Sébastien Josse et Thomas Rouxel cravachent pour reprendre le leadership de la course en Ultime dans un duel magnifique avec Coville – Nélias. Au classement de 16h ce jeudi, le dernier-né des Gitana pointait à 62,7 milles de Sodebo Ultim’. Il était ce matin à 20 mn et avançait 1 à 2 nds plus vite. Les prochaines heures vont être cruciales avec le passage du Pot au noir. Avec Nélias à bord, Thomas Coville a une carte joker en plus. La deuxième partie de la course s’annonce passionnante.

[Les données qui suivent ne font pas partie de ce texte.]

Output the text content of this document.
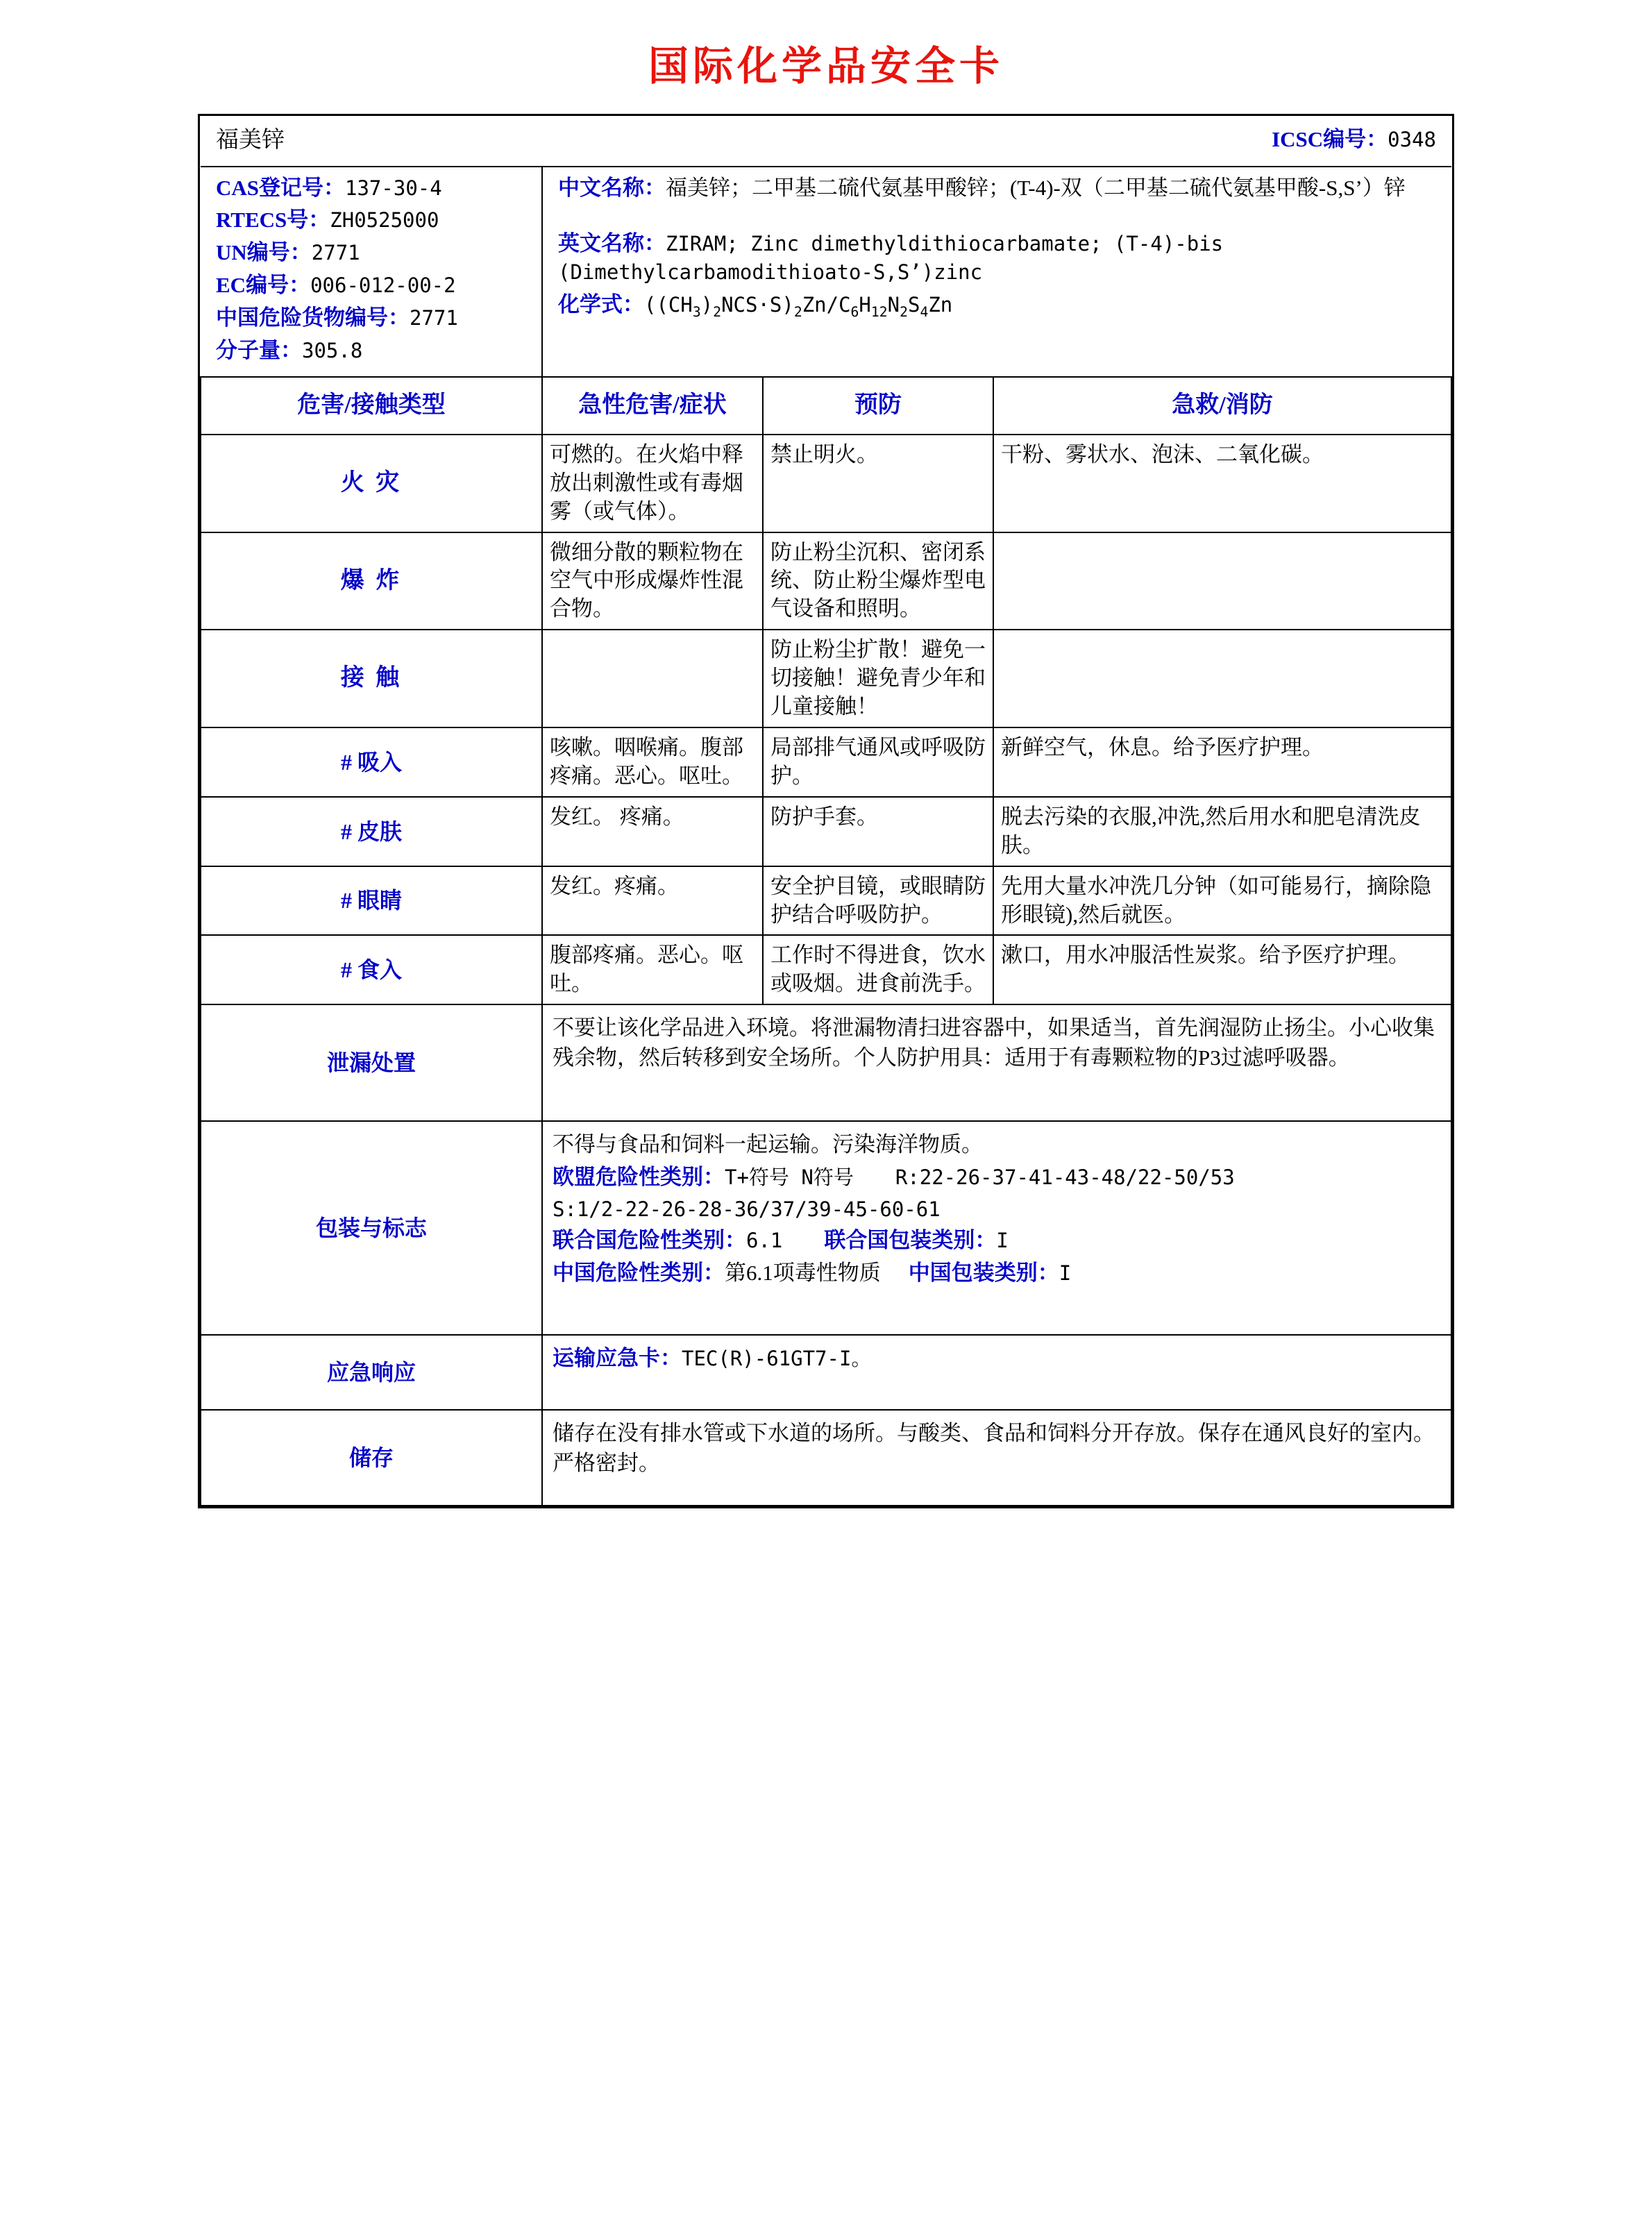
国际化学品安全卡
福美锌		ICSC编号：0348	

CAS登记号：137-30-4
RTECS号：ZH0525000
UN编号：2771
EC编号：006-012-00-2
中国危险货物编号：2771
分子量：305.8

中文名称：福美锌；二甲基二硫代氨基甲酸锌；(T-4)-双（二甲基二硫代氨基甲酸-S,S’）锌
英文名称：ZIRAM; Zinc dimethyldithiocarbamate; (T-4)-bis (Dimethylcarbamodithioato-S,S’)zinc
化学式：$((CH_3)_2NCS\cdot S)_2Zn/C_6H_{12}N_2S_4Zn$

危害/接触类型	急性危害/症状	预防	急救/消防
火 灾	可燃的。在火焰中释放出刺激性或有毒烟雾（或气体）。	禁止明火。	干粉、雾状水、泡沫、二氧化碳。
爆 炸	微细分散的颗粒物在空气中形成爆炸性混合物。	防止粉尘沉积、密闭系统、防止粉尘爆炸型电气设备和照明。	
接 触		防止粉尘扩散！避免一切接触！避免青少年和儿童接触！	
# 吸入	咳嗽。咽喉痛。腹部疼痛。恶心。呕吐。	局部排气通风或呼吸防护。	新鲜空气，休息。给予医疗护理。
# 皮肤	发红。 疼痛。	防护手套。	脱去污染的衣服,冲洗,然后用水和肥皂清洗皮肤。
# 眼睛	发红。疼痛。	安全护目镜，或眼睛防护结合呼吸防护。	先用大量水冲洗几分钟（如可能易行，摘除隐形眼镜),然后就医。
# 食入	腹部疼痛。恶心。呕吐。	工作时不得进食，饮水或吸烟。进食前洗手。	漱口，用水冲服活性炭浆。给予医疗护理。
泄漏处置	不要让该化学品进入环境。将泄漏物清扫进容器中，如果适当，首先润湿防止扬尘。小心收集残余物，然后转移到安全场所。个人防护用具：适用于有毒颗粒物的P3过滤呼吸器。		
包装与标志	不得与食品和饲料一起运输。污染海洋物质。
欧盟危险性类别：T+符号 N符号 R:22-26-37-41-43-48/22-50/53
S:1/2-22-26-28-36/37/39-45-60-61
联合国危险性类别：6.1 联合国包装类别：I
中国危险性类别：第6.1项毒性物质 中国包装类别：I		

应急响应	运输应急卡：TEC(R)-61GT7-I。		
储存	储存在没有排水管或下水道的场所。与酸类、食品和饲料分开存放。保存在通风良好的室内。严格密封。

Sébastien Josse expliquait sobrement les milles concédés la nuit dernière à son concurrent : « Thomas et Jean-Luc ont joué un joli coup météo qui explique aujourd’hui qu’ils soient en tête de la course. Après le passage des Açores nous avions le choix entre empanner plusieurs fois ou passer sous J0 (grand gennaker). Compte tenu de notre position à ce moment-là, nous avons opté pour les empannages et une navigation sous J1 (génois) qui devait nous permettre de gagner en longitudinale. Sodebo a fait le choix inverse en se décalant dans l’Ouest pour glisser. Notre choix ne s’est pas avéré payant, loin de là. Non seulement l’état de mer dans la nuit de mardi à mercredi ne nous a pas permis d’exploiter comme prévu notre choix de voile et notre rencontre avec un grain sans vent a enfoncé le clou. Au final, c’est Thomas et Jean-Luc qui ont tiré le bon bord et aux vues des conditions météos qui se présentaient devant nos étraves nous avons dû hier soir empanner à 90 ° de la route pour nous éloigner des côtes africaines et des zones de molles annoncées dans notre sud. »À la sortie de ce recalage, l’addition s’est montrée salée : d’un crédit de 64 milles à 21h, Gitana 17 concédait 60 milles au lever du jour. « C’est toujours dur comme décision mais les fichiers du soir étaient très clairs. Il faut parfois savoir perdre un peu pour ne pas complètement hypothéquer la suite des évènements. »  confiait le skipper du Maxi Edmond de Rothschild.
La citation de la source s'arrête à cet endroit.